As mentioned, each of the 100 levels (usually 4 rooms each, barring a few boss fights and the more interesting of stages), are built around a unique mechanic such as having to open locked doors by touching keys or needing to ride on the backs of slug creatures to cross large gaps. This, combined with the fact there’s a timer for an approaching wall of death forcing the player to push faster, genuinely keeps the game interesting throughout and not once did I get bored of the ‘same old platforming’. On top of that, for an added challenge, every level has a time to beat and most every room in the game has a collectible apple that tests players’ ability and speed even further. These are good for completion’s sake, yes, but they are also used as currency for new characters (that all come with unique play styles) and other various frivolities, such as cosmetic upgrades. There’s just so much to do and that’s without mentioning secret areas, New Game+, and boss rush mode etc.

Although, Slime-san certainly isn’t without flaws. The single most important thing when it comes to action platformers is perfectly tight controls, which I feel is unfortunately lacking here. Mainly, I’m not a fan that it’s not possible to dash in any direction, so it’s quite often I’ll dash left or right when actually trying to dash up because of the strict analog controls. This and the falling acceleration quickly become irritating as they easily throw you off when it’s necessary to complete a highly difficult area and even though I know it’s my own fault it feels cheap, not like something I want to keep going at to overcome. There are other common bugs and glitches too, like falling through or getting stuck to the edges of blocks but these are currently being ironed out by the dev team for the release on April 7th. From the beta, which allows bugs to be reported very easily, it’s clear to see how much effort is being put into fixing these issues and hopefully the game will continue to be supported so well after release.

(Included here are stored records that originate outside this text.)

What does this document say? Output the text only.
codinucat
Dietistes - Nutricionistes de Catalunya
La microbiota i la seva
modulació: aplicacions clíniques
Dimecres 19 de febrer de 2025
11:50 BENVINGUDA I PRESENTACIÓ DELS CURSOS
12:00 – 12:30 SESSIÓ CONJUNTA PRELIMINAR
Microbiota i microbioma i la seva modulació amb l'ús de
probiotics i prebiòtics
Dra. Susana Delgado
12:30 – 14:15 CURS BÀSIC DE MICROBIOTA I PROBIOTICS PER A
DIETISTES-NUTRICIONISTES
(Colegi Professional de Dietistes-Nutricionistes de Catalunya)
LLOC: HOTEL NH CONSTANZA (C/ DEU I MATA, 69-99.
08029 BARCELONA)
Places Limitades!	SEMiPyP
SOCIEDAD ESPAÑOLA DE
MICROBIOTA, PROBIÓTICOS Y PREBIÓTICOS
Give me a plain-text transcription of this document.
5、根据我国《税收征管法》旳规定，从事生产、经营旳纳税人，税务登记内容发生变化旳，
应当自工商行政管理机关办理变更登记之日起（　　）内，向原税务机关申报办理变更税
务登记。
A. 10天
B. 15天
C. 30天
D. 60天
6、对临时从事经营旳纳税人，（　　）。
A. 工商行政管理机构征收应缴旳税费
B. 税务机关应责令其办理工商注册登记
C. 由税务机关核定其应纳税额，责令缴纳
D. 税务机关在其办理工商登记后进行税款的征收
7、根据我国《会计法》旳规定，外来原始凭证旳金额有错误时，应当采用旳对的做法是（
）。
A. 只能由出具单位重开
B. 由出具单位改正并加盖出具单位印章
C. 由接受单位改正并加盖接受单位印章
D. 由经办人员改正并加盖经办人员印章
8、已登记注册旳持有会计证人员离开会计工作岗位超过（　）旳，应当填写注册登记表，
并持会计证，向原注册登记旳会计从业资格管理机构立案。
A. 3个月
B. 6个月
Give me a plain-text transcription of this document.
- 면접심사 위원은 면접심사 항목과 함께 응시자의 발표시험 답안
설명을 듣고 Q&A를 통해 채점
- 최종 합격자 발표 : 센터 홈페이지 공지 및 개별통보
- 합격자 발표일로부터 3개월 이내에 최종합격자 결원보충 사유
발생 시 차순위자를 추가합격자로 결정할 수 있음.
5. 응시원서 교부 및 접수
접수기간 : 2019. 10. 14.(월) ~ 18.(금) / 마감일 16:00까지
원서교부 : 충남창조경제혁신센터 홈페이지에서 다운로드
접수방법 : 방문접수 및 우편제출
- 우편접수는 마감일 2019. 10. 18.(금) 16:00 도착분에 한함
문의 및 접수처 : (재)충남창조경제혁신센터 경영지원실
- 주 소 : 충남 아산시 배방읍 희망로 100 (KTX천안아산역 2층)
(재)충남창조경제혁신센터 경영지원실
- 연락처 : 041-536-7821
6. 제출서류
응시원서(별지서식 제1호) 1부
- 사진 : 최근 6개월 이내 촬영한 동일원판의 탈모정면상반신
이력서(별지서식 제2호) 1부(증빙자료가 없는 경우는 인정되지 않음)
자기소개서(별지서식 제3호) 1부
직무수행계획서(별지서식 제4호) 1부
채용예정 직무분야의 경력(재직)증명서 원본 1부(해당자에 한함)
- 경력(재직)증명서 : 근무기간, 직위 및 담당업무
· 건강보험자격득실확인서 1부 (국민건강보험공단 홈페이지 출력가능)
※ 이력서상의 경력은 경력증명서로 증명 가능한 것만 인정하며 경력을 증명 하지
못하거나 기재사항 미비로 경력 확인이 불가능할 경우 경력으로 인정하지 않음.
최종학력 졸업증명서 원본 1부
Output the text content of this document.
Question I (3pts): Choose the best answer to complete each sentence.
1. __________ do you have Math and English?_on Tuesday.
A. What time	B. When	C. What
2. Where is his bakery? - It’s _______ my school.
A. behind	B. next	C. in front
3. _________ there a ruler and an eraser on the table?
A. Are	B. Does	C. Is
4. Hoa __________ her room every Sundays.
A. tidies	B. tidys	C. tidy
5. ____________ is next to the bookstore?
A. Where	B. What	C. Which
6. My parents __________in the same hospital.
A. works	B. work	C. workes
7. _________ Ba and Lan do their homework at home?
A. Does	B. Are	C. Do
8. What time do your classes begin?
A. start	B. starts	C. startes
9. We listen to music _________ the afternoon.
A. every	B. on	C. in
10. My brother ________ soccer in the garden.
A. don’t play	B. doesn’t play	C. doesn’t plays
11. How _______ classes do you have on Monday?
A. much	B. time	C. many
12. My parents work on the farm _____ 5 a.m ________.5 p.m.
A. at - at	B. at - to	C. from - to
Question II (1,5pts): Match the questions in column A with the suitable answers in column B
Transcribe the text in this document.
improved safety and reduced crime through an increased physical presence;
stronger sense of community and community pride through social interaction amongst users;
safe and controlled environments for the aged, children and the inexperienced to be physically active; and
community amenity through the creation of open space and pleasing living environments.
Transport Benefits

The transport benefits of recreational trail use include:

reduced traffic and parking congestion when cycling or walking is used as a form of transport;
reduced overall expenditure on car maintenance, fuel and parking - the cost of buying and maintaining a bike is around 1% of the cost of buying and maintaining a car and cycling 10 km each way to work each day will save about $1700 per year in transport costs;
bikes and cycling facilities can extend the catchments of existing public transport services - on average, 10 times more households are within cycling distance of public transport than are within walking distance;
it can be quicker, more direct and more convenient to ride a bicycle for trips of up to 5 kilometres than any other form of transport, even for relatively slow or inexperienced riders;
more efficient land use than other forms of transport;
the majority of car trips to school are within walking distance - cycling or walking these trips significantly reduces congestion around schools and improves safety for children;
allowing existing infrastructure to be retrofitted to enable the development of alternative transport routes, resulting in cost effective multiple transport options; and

In general, if minimalistic pixel art, relaxing chiptune music, or formidable platforming is your thing, Slime-san is something I’d definitely recommend. It may not be the all time great but it’s entertaining and absolutely packed with stuff to do. It’s a game that’s easy to pick up when you have 5 minutes to spare only to realise that you’ve lost a couple of hours. I know I’ll be going back for some of those harder to reach apples and to maybe even try my hand at some more time trials, although I’m pretty sure you have to actually be Slime-san to get them all.